El sombrero y la silla
n tráiler estacionado frente a la tienda de autoservicio, el camión de la basura, una cuadrilla de podadores y una pila de ramas recién cortadas bloqueaban el paso hacia la avenida. Como si esos obstáculos no fueran suficientes para explicar el embotellamiento, algunos conductores nos preguntábamos de una ventanilla a otra: ¿Qué pasa? ¿Por qué no avanzamos?
Muchos expresaban su disgusto a punta de acelerones, claxonazos e insultos.
Un hombre bajó de su camioneta: ¡Échense en reversa!
En cuanto vio la enorme fila de automóviles que se había formado detrás comprendió que la sugerencia era impracticable.
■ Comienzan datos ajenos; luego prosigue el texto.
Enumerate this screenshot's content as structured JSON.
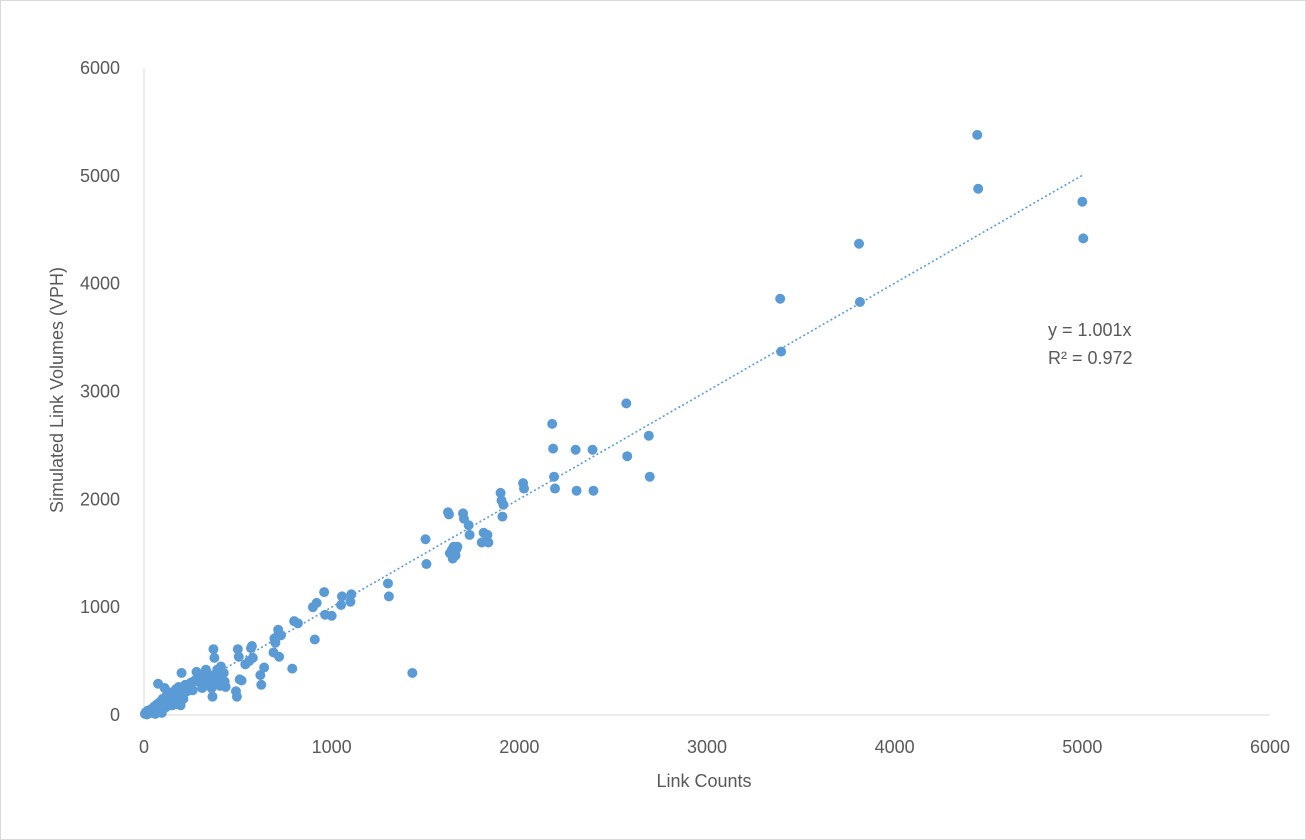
{
  "chart_data": {
    "type": "scatter",
    "title": "",
    "xlabel": "Link Counts",
    "ylabel": "Simulated Link Volumes (VPH)",
    "xlim": [
      0,
      6000
    ],
    "ylim": [
      0,
      6000
    ],
    "xticks": [
      "0",
      "1000",
      "2000",
      "3000",
      "4000",
      "5000",
      "6000"
    ],
    "yticks": [
      "0",
      "1000",
      "2000",
      "3000",
      "4000",
      "5000",
      "6000"
    ],
    "grid": false,
    "legend": "none",
    "marker_color": "#5b9bd5",
    "trendline": {
      "type": "linear",
      "slope": 1.001,
      "x_range": [
        0,
        5000
      ],
      "style": "dotted",
      "color": "#5b9bd5",
      "equation": "y = 1.001x",
      "r_squared": "R² = 0.972"
    },
    "points": [
      [
        5,
        10
      ],
      [
        10,
        25
      ],
      [
        15,
        5
      ],
      [
        20,
        40
      ],
      [
        25,
        15
      ],
      [
        30,
        30
      ],
      [
        35,
        50
      ],
      [
        40,
        20
      ],
      [
        45,
        60
      ],
      [
        50,
        35
      ],
      [
        55,
        80
      ],
      [
        60,
        10
      ],
      [
        65,
        45
      ],
      [
        70,
        100
      ],
      [
        75,
        290
      ],
      [
        80,
        30
      ],
      [
        85,
        120
      ],
      [
        90,
        60
      ],
      [
        95,
        20
      ],
      [
        100,
        150
      ],
      [
        105,
        90
      ],
      [
        110,
        250
      ],
      [
        115,
        70
      ],
      [
        120,
        180
      ],
      [
        125,
        130
      ],
      [
        130,
        100
      ],
      [
        135,
        210
      ],
      [
        140,
        160
      ],
      [
        150,
        90
      ],
      [
        160,
        200
      ],
      [
        165,
        120
      ],
      [
        170,
        240
      ],
      [
        175,
        150
      ],
      [
        180,
        100
      ],
      [
        185,
        260
      ],
      [
        190,
        200
      ],
      [
        195,
        90
      ],
      [
        200,
        390
      ],
      [
        205,
        180
      ],
      [
        210,
        150
      ],
      [
        220,
        280
      ],
      [
        230,
        220
      ],
      [
        240,
        250
      ],
      [
        250,
        300
      ],
      [
        260,
        230
      ],
      [
        270,
        320
      ],
      [
        280,
        400
      ],
      [
        290,
        350
      ],
      [
        300,
        300
      ],
      [
        310,
        250
      ],
      [
        320,
        360
      ],
      [
        330,
        420
      ],
      [
        340,
        300
      ],
      [
        350,
        370
      ],
      [
        360,
        250
      ],
      [
        365,
        170
      ],
      [
        370,
        610
      ],
      [
        375,
        530
      ],
      [
        380,
        320
      ],
      [
        385,
        380
      ],
      [
        390,
        420
      ],
      [
        395,
        300
      ],
      [
        400,
        360
      ],
      [
        405,
        270
      ],
      [
        410,
        450
      ],
      [
        415,
        330
      ],
      [
        420,
        280
      ],
      [
        425,
        390
      ],
      [
        430,
        310
      ],
      [
        435,
        260
      ],
      [
        490,
        220
      ],
      [
        495,
        170
      ],
      [
        500,
        610
      ],
      [
        505,
        540
      ],
      [
        510,
        330
      ],
      [
        520,
        320
      ],
      [
        540,
        470
      ],
      [
        560,
        500
      ],
      [
        570,
        620
      ],
      [
        575,
        640
      ],
      [
        580,
        530
      ],
      [
        620,
        370
      ],
      [
        625,
        280
      ],
      [
        640,
        440
      ],
      [
        690,
        580
      ],
      [
        695,
        710
      ],
      [
        700,
        670
      ],
      [
        710,
        730
      ],
      [
        715,
        790
      ],
      [
        720,
        540
      ],
      [
        730,
        740
      ],
      [
        790,
        430
      ],
      [
        800,
        870
      ],
      [
        820,
        850
      ],
      [
        900,
        1000
      ],
      [
        910,
        700
      ],
      [
        920,
        1040
      ],
      [
        960,
        1140
      ],
      [
        965,
        930
      ],
      [
        1000,
        920
      ],
      [
        1050,
        1020
      ],
      [
        1055,
        1100
      ],
      [
        1100,
        1050
      ],
      [
        1105,
        1120
      ],
      [
        1300,
        1220
      ],
      [
        1305,
        1100
      ],
      [
        1430,
        390
      ],
      [
        1500,
        1630
      ],
      [
        1505,
        1400
      ],
      [
        1620,
        1880
      ],
      [
        1625,
        1860
      ],
      [
        1630,
        1500
      ],
      [
        1640,
        1530
      ],
      [
        1645,
        1450
      ],
      [
        1650,
        1560
      ],
      [
        1655,
        1520
      ],
      [
        1660,
        1480
      ],
      [
        1665,
        1540
      ],
      [
        1670,
        1560
      ],
      [
        1700,
        1870
      ],
      [
        1705,
        1820
      ],
      [
        1730,
        1760
      ],
      [
        1735,
        1670
      ],
      [
        1800,
        1600
      ],
      [
        1810,
        1690
      ],
      [
        1830,
        1670
      ],
      [
        1835,
        1600
      ],
      [
        1900,
        2060
      ],
      [
        1905,
        1990
      ],
      [
        1910,
        1840
      ],
      [
        1915,
        1950
      ],
      [
        2020,
        2150
      ],
      [
        2025,
        2100
      ],
      [
        2175,
        2700
      ],
      [
        2180,
        2470
      ],
      [
        2185,
        2210
      ],
      [
        2190,
        2100
      ],
      [
        2300,
        2460
      ],
      [
        2305,
        2080
      ],
      [
        2390,
        2460
      ],
      [
        2395,
        2080
      ],
      [
        2570,
        2890
      ],
      [
        2575,
        2400
      ],
      [
        2690,
        2590
      ],
      [
        2695,
        2210
      ],
      [
        3390,
        3860
      ],
      [
        3395,
        3370
      ],
      [
        3810,
        4370
      ],
      [
        3815,
        3830
      ],
      [
        4440,
        5380
      ],
      [
        4445,
        4880
      ],
      [
        5000,
        4760
      ],
      [
        5005,
        4420
      ]
    ]
  }
}
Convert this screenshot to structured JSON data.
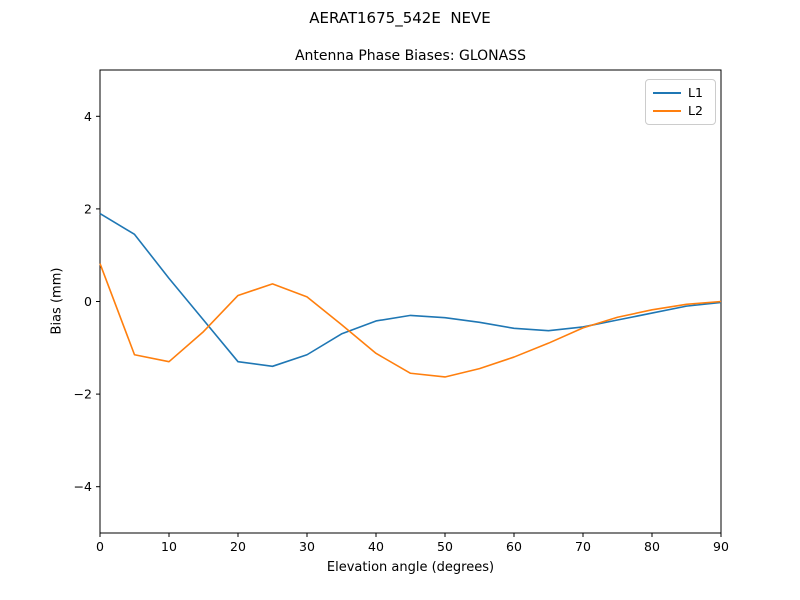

Derrotado, sacó el celular y en voz muy alta le explicó a su interlocutor que llegaría tarde. Para justificarse agregó: ¿a quién se le ocurre podar árboles, distribuir mercancías y recoger la basura al mismo tiempo, y para colmo a la una de la tarde?
La respuesta le provocó una carcajada. Enseguida abordó su camioneta.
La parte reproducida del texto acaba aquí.